The world’s largest particle collider, an 18-mile long behemoth machine called the Large Hadron Collider that lies 300 feet beneath the French / Swiss border, will be fired up on Wednesday. Supporters say it will provide an almost endless stream of vital physics information, none of which I will ever understand. There are a few who think that it will create a black hole under the earth that will travel to the planet’s core and implode it from within.
This doesn’t sound promising.
“We have had some last-minute problems,” said Dr Bailey, who has spent 30 years at Cern [the location of the LHC].
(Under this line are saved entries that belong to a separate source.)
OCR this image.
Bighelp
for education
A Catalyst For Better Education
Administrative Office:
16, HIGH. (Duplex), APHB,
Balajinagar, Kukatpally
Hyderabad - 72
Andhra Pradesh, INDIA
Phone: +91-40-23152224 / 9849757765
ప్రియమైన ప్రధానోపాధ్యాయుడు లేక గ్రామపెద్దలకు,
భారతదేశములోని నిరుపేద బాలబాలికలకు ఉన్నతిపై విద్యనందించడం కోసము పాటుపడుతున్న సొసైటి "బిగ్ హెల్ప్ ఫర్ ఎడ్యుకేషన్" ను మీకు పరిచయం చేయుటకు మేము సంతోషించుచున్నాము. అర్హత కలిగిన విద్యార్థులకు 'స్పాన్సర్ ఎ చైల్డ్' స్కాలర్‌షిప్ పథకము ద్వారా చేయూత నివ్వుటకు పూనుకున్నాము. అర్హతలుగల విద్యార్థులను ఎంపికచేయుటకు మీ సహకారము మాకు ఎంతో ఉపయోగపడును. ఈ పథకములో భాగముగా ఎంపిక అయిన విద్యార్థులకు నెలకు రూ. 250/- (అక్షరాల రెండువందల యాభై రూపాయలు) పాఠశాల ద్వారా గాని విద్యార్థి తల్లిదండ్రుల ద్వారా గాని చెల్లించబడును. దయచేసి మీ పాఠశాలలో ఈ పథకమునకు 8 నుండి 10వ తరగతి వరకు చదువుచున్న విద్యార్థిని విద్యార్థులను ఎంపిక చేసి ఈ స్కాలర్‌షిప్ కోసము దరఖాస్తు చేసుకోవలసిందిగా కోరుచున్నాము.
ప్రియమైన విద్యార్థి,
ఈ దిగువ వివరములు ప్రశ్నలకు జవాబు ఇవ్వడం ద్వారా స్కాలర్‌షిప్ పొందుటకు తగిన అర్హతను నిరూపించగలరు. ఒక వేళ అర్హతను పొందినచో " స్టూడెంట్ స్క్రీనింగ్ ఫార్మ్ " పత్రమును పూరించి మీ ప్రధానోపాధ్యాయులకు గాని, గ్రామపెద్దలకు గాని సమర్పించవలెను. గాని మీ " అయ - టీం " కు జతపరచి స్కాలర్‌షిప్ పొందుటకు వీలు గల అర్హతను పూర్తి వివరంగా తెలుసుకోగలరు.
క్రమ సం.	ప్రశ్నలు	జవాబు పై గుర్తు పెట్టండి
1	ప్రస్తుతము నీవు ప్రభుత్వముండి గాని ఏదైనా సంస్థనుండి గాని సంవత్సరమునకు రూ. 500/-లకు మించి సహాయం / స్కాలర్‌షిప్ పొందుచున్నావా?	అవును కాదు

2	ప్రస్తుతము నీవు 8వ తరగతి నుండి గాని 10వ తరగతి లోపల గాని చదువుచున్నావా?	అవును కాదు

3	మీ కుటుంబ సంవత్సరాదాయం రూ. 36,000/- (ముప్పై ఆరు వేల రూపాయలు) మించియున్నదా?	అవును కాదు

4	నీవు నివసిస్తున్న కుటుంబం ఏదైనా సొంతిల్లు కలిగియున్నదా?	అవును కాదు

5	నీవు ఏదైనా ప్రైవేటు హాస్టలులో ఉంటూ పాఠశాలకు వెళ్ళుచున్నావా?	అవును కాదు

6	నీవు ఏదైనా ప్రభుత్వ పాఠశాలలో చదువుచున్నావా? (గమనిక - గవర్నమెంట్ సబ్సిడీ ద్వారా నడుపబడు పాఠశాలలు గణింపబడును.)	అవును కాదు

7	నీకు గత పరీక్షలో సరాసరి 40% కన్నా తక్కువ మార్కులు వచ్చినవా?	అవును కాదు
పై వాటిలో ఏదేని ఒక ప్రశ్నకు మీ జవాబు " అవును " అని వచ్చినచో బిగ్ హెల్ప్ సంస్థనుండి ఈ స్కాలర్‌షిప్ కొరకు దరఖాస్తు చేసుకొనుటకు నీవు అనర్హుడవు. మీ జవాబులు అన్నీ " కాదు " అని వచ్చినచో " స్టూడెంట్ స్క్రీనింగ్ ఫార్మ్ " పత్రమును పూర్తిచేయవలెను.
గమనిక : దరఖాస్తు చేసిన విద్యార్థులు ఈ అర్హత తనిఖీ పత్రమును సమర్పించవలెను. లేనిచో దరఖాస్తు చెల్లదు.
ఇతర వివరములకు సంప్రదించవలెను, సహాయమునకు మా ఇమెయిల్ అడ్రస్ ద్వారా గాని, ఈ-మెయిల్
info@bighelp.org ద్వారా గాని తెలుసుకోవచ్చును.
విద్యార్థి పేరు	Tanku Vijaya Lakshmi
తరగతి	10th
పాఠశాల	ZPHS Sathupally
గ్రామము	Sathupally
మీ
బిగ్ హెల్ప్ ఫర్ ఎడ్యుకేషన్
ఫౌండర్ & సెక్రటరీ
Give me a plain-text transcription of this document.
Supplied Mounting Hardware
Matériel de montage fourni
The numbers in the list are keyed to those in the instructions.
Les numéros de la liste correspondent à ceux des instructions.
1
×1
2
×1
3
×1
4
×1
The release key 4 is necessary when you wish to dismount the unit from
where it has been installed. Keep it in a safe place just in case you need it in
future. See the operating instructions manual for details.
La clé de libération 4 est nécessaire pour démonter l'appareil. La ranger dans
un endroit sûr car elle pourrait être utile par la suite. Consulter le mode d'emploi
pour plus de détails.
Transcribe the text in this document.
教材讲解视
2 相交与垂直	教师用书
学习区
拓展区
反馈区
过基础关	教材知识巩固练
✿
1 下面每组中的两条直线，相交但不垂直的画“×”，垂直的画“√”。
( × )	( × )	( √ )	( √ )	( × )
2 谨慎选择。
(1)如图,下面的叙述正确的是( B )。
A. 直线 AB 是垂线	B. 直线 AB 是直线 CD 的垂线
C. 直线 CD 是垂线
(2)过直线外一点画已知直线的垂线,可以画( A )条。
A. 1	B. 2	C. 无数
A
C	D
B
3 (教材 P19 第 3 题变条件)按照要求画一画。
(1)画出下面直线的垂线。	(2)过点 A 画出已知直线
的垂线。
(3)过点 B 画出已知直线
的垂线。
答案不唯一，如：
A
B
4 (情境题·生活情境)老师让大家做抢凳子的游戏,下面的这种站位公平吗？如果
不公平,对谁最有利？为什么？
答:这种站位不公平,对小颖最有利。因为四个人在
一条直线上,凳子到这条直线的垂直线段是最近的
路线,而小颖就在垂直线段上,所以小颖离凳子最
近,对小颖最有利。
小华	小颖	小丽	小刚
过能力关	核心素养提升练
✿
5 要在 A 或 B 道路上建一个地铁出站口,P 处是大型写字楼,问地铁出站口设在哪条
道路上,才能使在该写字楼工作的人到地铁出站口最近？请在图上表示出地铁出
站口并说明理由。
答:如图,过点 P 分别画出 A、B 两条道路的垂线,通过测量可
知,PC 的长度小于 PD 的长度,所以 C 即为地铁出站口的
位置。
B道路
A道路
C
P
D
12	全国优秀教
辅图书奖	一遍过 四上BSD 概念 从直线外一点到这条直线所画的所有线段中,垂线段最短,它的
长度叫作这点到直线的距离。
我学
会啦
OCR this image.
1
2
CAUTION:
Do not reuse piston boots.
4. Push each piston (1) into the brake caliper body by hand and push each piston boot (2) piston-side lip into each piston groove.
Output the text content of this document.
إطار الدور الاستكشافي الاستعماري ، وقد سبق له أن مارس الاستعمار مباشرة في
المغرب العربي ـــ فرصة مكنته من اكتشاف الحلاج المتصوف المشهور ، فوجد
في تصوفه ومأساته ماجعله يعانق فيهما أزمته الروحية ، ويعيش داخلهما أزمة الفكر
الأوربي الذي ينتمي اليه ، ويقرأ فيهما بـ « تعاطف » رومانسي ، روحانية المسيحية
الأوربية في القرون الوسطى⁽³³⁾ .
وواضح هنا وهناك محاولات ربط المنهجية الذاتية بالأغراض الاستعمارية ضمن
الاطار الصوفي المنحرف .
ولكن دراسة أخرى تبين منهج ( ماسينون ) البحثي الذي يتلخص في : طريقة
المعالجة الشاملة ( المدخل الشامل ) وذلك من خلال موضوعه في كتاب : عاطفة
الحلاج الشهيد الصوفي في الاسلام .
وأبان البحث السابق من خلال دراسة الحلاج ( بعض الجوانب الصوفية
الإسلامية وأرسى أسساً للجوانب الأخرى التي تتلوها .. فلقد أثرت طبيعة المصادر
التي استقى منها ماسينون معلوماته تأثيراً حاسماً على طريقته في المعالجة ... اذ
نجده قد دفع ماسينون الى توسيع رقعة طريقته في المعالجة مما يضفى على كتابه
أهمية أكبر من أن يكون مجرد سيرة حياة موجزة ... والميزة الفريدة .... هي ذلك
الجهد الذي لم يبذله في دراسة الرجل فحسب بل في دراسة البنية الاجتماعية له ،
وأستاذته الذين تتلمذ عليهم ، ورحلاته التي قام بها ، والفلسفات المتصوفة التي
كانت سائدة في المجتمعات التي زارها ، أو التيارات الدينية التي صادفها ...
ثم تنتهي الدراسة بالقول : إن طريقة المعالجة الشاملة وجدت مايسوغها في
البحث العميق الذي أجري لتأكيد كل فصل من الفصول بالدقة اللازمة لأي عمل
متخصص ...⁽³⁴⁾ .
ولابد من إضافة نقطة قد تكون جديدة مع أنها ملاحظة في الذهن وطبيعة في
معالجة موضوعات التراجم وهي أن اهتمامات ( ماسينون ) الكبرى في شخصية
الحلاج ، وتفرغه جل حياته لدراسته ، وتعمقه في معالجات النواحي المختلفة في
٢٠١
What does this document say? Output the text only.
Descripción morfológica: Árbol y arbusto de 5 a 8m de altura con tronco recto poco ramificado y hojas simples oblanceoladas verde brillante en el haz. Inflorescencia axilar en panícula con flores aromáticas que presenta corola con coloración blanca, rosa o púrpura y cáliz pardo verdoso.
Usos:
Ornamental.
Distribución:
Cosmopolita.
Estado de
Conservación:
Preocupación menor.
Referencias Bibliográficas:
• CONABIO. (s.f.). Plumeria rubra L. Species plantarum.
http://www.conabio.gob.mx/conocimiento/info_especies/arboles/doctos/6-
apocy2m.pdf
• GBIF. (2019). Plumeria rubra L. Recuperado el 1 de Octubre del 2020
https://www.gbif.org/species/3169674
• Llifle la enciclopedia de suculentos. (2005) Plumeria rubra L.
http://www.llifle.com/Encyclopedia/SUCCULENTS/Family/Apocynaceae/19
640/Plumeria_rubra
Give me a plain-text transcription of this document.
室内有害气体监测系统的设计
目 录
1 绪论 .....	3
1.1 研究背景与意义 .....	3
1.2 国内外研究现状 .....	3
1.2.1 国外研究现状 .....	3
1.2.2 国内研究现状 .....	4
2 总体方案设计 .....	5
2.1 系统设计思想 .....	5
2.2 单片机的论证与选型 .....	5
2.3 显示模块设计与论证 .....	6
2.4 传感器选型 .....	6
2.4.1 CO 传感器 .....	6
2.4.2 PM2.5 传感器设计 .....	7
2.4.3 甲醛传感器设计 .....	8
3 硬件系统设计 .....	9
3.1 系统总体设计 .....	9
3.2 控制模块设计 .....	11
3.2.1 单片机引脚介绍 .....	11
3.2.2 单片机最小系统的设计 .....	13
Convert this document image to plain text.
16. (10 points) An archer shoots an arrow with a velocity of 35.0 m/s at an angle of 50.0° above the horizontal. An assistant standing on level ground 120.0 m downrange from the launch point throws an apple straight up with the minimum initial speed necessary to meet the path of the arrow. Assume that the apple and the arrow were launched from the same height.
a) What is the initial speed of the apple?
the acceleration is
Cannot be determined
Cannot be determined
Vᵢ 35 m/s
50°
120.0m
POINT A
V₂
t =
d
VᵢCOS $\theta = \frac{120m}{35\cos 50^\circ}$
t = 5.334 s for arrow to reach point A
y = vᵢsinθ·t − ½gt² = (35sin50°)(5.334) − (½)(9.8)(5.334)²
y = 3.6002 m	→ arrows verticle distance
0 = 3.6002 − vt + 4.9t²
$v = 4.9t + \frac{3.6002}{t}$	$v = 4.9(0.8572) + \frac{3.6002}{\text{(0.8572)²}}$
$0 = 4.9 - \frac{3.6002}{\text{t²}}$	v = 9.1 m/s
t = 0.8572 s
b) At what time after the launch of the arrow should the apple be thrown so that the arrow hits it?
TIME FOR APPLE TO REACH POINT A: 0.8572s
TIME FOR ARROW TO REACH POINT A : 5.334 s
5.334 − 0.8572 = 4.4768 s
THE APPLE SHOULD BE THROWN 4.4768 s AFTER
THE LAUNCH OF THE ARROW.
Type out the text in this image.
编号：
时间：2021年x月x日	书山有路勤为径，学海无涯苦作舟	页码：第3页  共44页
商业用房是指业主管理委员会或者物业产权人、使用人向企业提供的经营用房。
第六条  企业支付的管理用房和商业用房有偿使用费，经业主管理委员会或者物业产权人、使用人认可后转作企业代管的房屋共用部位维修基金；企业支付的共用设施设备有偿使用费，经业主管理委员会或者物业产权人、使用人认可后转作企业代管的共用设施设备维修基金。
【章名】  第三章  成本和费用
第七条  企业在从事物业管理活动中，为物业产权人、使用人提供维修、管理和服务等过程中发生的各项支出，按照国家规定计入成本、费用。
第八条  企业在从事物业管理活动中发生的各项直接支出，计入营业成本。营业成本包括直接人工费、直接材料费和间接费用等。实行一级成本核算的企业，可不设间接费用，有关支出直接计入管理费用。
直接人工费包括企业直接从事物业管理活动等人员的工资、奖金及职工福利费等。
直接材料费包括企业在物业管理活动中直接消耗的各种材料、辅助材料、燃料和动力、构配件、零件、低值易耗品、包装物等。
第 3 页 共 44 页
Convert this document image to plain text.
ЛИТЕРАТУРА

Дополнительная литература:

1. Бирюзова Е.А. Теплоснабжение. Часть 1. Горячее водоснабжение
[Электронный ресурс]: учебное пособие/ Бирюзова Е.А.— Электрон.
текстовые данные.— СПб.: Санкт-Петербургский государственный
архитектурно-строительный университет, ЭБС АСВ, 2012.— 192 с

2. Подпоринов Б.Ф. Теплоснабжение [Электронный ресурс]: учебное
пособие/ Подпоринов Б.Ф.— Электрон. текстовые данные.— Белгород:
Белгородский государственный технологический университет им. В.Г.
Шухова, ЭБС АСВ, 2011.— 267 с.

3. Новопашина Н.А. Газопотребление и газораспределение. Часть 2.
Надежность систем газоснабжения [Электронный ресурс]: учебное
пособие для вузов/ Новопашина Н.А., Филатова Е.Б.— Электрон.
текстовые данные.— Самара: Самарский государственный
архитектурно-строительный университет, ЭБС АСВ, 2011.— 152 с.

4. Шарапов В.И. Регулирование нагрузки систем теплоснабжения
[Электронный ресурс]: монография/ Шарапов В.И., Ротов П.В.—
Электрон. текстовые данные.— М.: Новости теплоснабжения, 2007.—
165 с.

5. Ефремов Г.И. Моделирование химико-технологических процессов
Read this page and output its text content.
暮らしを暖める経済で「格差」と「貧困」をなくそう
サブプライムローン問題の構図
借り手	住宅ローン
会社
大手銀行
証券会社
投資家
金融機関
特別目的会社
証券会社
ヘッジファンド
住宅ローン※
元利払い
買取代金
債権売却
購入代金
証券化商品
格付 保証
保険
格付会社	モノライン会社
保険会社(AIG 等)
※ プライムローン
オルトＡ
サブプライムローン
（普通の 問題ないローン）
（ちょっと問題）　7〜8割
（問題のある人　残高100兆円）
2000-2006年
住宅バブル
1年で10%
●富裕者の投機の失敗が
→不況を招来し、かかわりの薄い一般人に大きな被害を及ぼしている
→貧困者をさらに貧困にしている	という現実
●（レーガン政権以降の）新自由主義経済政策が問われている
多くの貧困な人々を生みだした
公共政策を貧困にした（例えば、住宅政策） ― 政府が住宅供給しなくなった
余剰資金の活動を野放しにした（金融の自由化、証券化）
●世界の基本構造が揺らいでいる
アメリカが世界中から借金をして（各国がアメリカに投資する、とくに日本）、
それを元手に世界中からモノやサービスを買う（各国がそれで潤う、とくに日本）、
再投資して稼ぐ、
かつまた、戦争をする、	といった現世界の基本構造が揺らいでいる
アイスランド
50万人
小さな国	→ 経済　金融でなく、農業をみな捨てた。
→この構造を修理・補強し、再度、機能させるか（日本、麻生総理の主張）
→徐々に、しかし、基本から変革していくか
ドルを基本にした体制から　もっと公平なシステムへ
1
The LHC is a giant racetrack around which two streams of protons will run in opposite directions before smashing into each other. The debris is the important stuff, hopefully providing insights into the nature of mass, alternative dimensions and the dark matter and energy that is thought to make up most of the universe.
But to achieve the collisions you need lots of electromagnets to hem the protons in and keep them on target. And to get really powerful electromagnets you need to keep them cold – very, very cold. To within a few degrees of absolute zero, in fact.
This was the problem on Monday. The LHC’s enormous cooling system failed partially, raising the temperature to the intolerably high temperature of minus 269 degrees C or so.
There are going to be about 300 journalists present when the machine is powered up at 3:30 AM Eastern Time, so we’ll be sure to find out quickly that it’s all Bush’s fault when the thing explodes.